Lord Neuberger, or Baron Neuberger of Abbotsbury to his friends, has taken aim at the need for clarity around legal precedent in the post-Brexit landscape.

 

Having spent decades on the front line of statutory application and legal interpretation, Lord Neuberger seems well placed to comment on the legal ramifications of removing the CJEU as the final arbiter of much UK law. In his most recent role as President of the Supreme Court, he has been ideally placed to identify potential judicial shortcomings post Brexit.

 

Lord Neuberger is quoted as having claimed that “if [the government] doesn’t express clearly what the judges should do about decisions of the ECJ after Brexit, or indeed any other topic after Brexit, then the judges will simply have to do their best”. Given his wealth of knowledge and experience, we shall ignore the erroneous reference to the ECJ (CJEU) and instead acknowledge that this seems an entirely valid point.

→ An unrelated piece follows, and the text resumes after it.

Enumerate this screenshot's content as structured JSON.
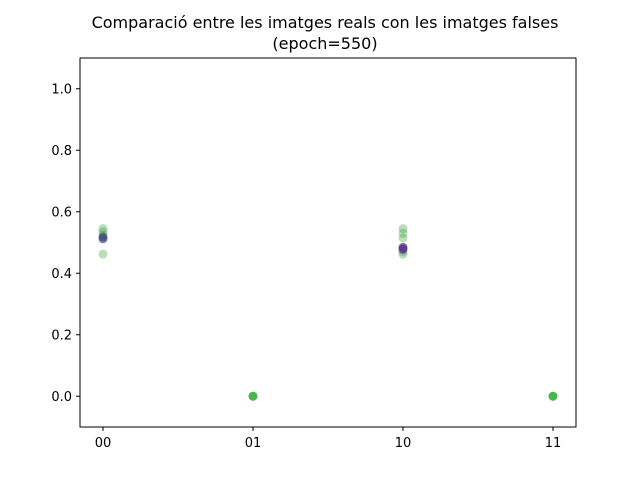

If the CJEU is no longer to bind the UK, there will need to be clear vision for the court’s role in extricating EU case law from the domestic legal system. At present, we do not have such clarity.

 

Lord Neuberger hints at another, slightly more philosophical point: the interdependence of the Judiciary, Legislature and the Executive must not be neglected. So far, discussions of Brexit have focused on the role of the Executive arm of Government, as the negotiations and the public face of the UK’s departure have been largely provided by Theresa May and her Ministers. Government, however, relies on the interplay between the three arms listed above. If the Supreme Court of the UK assumes its position as the highest judiciary power in the UK and there is no legislative clarification as to how European precedent is to be treated, there would appear to be one likely outcome. As Lord Neuberger suggests, judicial activism is a highly likely result if the role of the British Courts is not adequately clarified between now and March 2019.

 

There have been plenty of instances over the past century where law makers and the judiciary have clashed (in the passive aggressive British sense) over application of statute. Given that the courts are charged with applying the law and interpreting statute, a strong and stable government will require clear legislative guidance, lest judges are forced to order off the menu, so to speak, and apply the law as they see fit.

 

As has been suggested by Lord Neuberger, if the British legal system is to avoid a European Court-shaped hole, it is vital that guidance is provided regarding the manner in which case law is to be treated by the courts charged with applying it. If the Government is to appear as a unified front, there needs to be agreement over the extrication of CJEU case law from UK courtrooms.